Search for normality

FIT <- fitdist(df_house$SalePrice, "norm")    
plot(FIT) + 
  scale_y_continuous(labels = comma)+
  scale_x_continuous(labels = comma)  

## NULL

It’s look like Sale Price have skewdness, and that’s not a big problem because a simple log function will do the magic work

df_house$SalePrice <- log(df_house$SalePrice)
FIT2 <- fitdist(df_house$SalePrice, "norm")    
plot(FIT2) 

Yup! Sale Price looking better than before

FIT3 <- fitdist(df_house$GrLivArea, "norm")    
plot(FIT3) 

some skewdness again happen to GrLivArea

df_house$GrLivArea <- log(df_house$GrLivArea) 
FIT4 <- fitdist(df_house$GrLivArea, "norm")    
plot(FIT4)+scale_y_continuous(labels = comma)+
  scale_x_continuous(labels = comma)  

## NULL

Splendid!

FIT5 <- fitdist(df_house$TotalBsmtSF, "norm")    
plot(FIT5) +scale_y_continuous(labels = comma)

## NULL

hmmm let’s do another log then

FIT6 <- fitdist(df_house$TotalBsmtSF, "norm")    
plot(FIT6) +scale_y_continuous(labels = comma)

## NULL

That’s not looking great so we have ;

Skewdness A significant number of observations with value zero (houses without basement) And 0 value that make us cant do log transformation.

To apply a log transformation here, we’ll create a variable/filter that can get the effect of having or not having basement (binary variable).

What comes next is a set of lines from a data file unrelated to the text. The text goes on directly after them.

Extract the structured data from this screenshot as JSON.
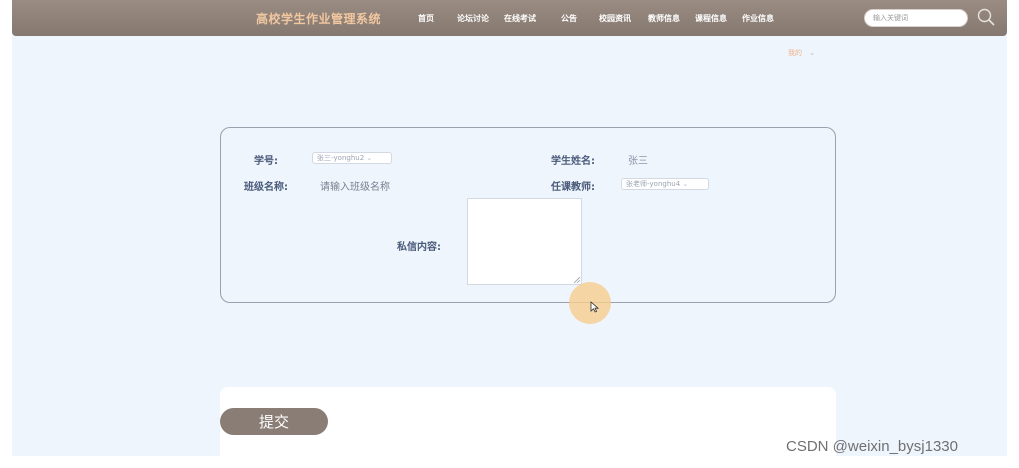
{
  "navbar": {
    "brand": "高校学生作业管理系统",
    "items": [
      "首页",
      "论坛讨论",
      "在线考试",
      "公告",
      "校园资讯",
      "教师信息",
      "课程信息",
      "作业信息"
    ],
    "search_placeholder": "输入关键词",
    "bg_color": "#8a7d76",
    "brand_color": "#f1c7a0"
  },
  "user_menu": {
    "label": "我的",
    "icon": "chevron-down-icon"
  },
  "form": {
    "student_no_label": "学号:",
    "student_no_value": "张三-yonghu2",
    "student_name_label": "学生姓名:",
    "student_name_value": "张三",
    "class_name_label": "班级名称:",
    "class_name_placeholder": "请输入班级名称",
    "teacher_label": "任课教师:",
    "teacher_value": "张老师-yonghu4",
    "message_label": "私信内容:"
  },
  "submit_label": "提交",
  "watermark": "CSDN @weixin_bysj1330"
}
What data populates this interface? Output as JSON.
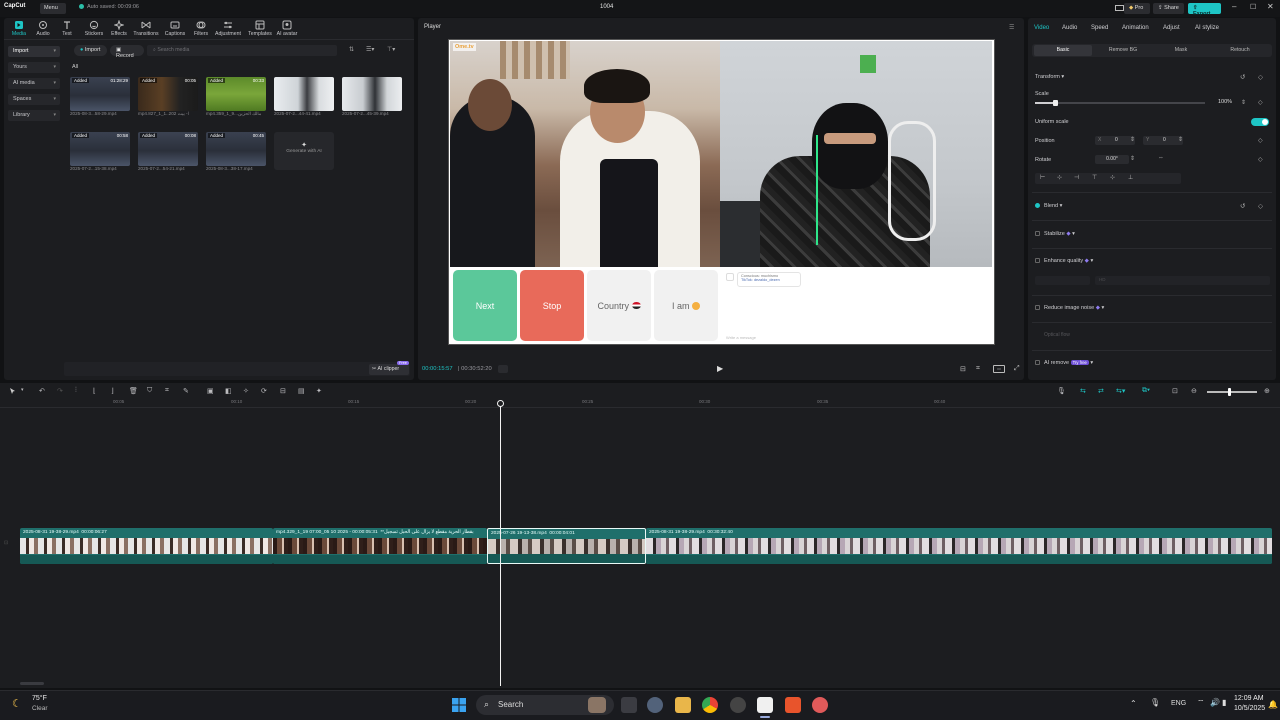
{
  "titlebar": {
    "logo": "CapCut",
    "menu": "Menu",
    "autosave": "Auto saved: 00:09:06",
    "title": "1004",
    "pro": "Pro",
    "share": "Share",
    "export": "Export"
  },
  "toolbar_tabs": [
    {
      "label": "Media",
      "icon": "media-icon"
    },
    {
      "label": "Audio",
      "icon": "audio-icon"
    },
    {
      "label": "Text",
      "icon": "text-icon"
    },
    {
      "label": "Stickers",
      "icon": "stickers-icon"
    },
    {
      "label": "Effects",
      "icon": "effects-icon"
    },
    {
      "label": "Transitions",
      "icon": "transitions-icon"
    },
    {
      "label": "Captions",
      "icon": "captions-icon"
    },
    {
      "label": "Filters",
      "icon": "filters-icon"
    },
    {
      "label": "Adjustment",
      "icon": "adjustment-icon"
    },
    {
      "label": "Templates",
      "icon": "templates-icon"
    },
    {
      "label": "AI avatar",
      "icon": "ai-avatar-icon"
    }
  ],
  "media": {
    "sidebar": [
      "Import",
      "Yours",
      "AI media",
      "Spaces",
      "Library"
    ],
    "import_btn": "Import",
    "record_btn": "Record",
    "search_placeholder": "Search media",
    "filter_all": "All",
    "ai_clipper": "AI clipper",
    "ai_clipper_badge": "Free",
    "generate_ai": "Generate with AI",
    "items": [
      {
        "tag": "Added",
        "duration": "01:28:29",
        "name": "2025-08-3...58-29.mp4"
      },
      {
        "tag": "Added",
        "duration": "00:05",
        "name": "mp4.827_1_1..202 ا- بيت"
      },
      {
        "tag": "Added",
        "duration": "00:33",
        "name": "mp4.359_1_9...مالك الحزين"
      },
      {
        "tag": "",
        "duration": "",
        "name": "2025-07-2...44-41.mp4"
      },
      {
        "tag": "",
        "duration": "",
        "name": "2025-07-2...45-39.mp4"
      },
      {
        "tag": "Added",
        "duration": "00:58",
        "name": "2025-07-2...15-38.mp4"
      },
      {
        "tag": "Added",
        "duration": "00:08",
        "name": "2025-07-2...54-21.mp4"
      },
      {
        "tag": "Added",
        "duration": "00:45",
        "name": "2025-08-3...38-17.mp4"
      }
    ]
  },
  "player": {
    "title": "Player",
    "watermark": "Ome.tv",
    "btn_next": "Next",
    "btn_stop": "Stop",
    "btn_country": "Country",
    "btn_iam": "I am",
    "chat_name": "Conscious: muchismo",
    "chat_sub": "TikTok: dezaldo_dezen",
    "chat_placeholder": "Write a message",
    "time_current": "00:00:15:57",
    "time_total": "00:30:52:20"
  },
  "inspector": {
    "tabs": [
      "Video",
      "Audio",
      "Speed",
      "Animation",
      "Adjust",
      "AI stylize"
    ],
    "subtabs": [
      "Basic",
      "Remove BG",
      "Mask",
      "Retouch"
    ],
    "transform": "Transform",
    "scale": "Scale",
    "scale_value": "100%",
    "scale_fraction": 0.12,
    "uniform_scale": "Uniform scale",
    "position": "Position",
    "pos_x_label": "X",
    "pos_x": "0",
    "pos_y_label": "Y",
    "pos_y": "0",
    "rotate": "Rotate",
    "rotate_value": "0.00°",
    "blend": "Blend",
    "stabilize": "Stabilize",
    "enhance_quality": "Enhance quality",
    "enhance_mode": "HD",
    "reduce_noise": "Reduce image noise",
    "optical_flow": "Optical flow",
    "ai_remove": "AI remove",
    "try_free": "Try free"
  },
  "timeline": {
    "ruler": [
      "00:05",
      "00:10",
      "00:15",
      "00:20",
      "00:25",
      "00:30",
      "00:35",
      "00:40"
    ],
    "clips": [
      {
        "name": "2025-08-31 19-38-29.mp4",
        "duration": "00:00:06:27"
      },
      {
        "name": "mp4.329_1_19 07:00_05 10 2025 - بقطار الحرية مقطع لا يزال على الحبل تسجيل**",
        "duration": "00:00:05:31"
      },
      {
        "name": "2025-07-26 19-13-38.mp4",
        "duration": "00:00:04:01"
      },
      {
        "name": "2025-08-31 19-38-29.mp4",
        "duration": "00:30:32:40"
      }
    ]
  },
  "taskbar": {
    "weather_temp": "75°F",
    "weather_desc": "Clear",
    "search": "Search",
    "lang": "ENG",
    "time": "12:09 AM",
    "date": "10/5/2025"
  },
  "colors": {
    "accent": "#1ec5c5",
    "next_green": "#5bc89a",
    "stop_red": "#e86a5a",
    "clip_teal": "#1f6f6b"
  }
}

Then, we’ll do a log transformation to all the non-zero observations. Ignoring the 0 value so we can do Log transformation

df_house <- 
  df_house %>%  filter(df_house$TotalBsmtSF > 0)
df_house$TotalBsmtSF <- log(df_house$TotalBsmtSF) 
FIT7 <- fitdist(df_house$TotalBsmtSF, "norm") 
plot(FIT7) 

# nice

df_house$age_category = with(df_house, ifelse(
  YearBuilt <= 1908, "1872-1908", ifelse(
    YearBuilt <= 1943, "1909-1943", ifelse(
      YearBuilt <= 1978, "1944-1978", ifelse(
        YearBuilt <= 2010, "1978-2010", ">2010"
  )))))

#Homoscedasticity

ggplot(data = df_house, 
       mapping = aes(x = GrLivArea,y = SalePrice, color = age_category)) +
  geom_point(size=2, shape = 16)+
  labs(title = "Sale Price & Ground Living Area after Norm",
       y = "sale price",
       x = "Ground Living Area",
       color = "Year Build")

ggplot(data = df_house, 
       mapping = aes(x = TotalBsmtSF,y = SalePrice, color = age_category)) +
  geom_point(size=2, shape = 16)+
  labs(title = "Sale Price & Total Basement Area after Norm",
       y = "sale price",
       x = "Total Basement Area",
       color = "Year Build")

### because the current scatter plot doesn’t have a conic shape anymore.So we solved the homoscedasticity problem.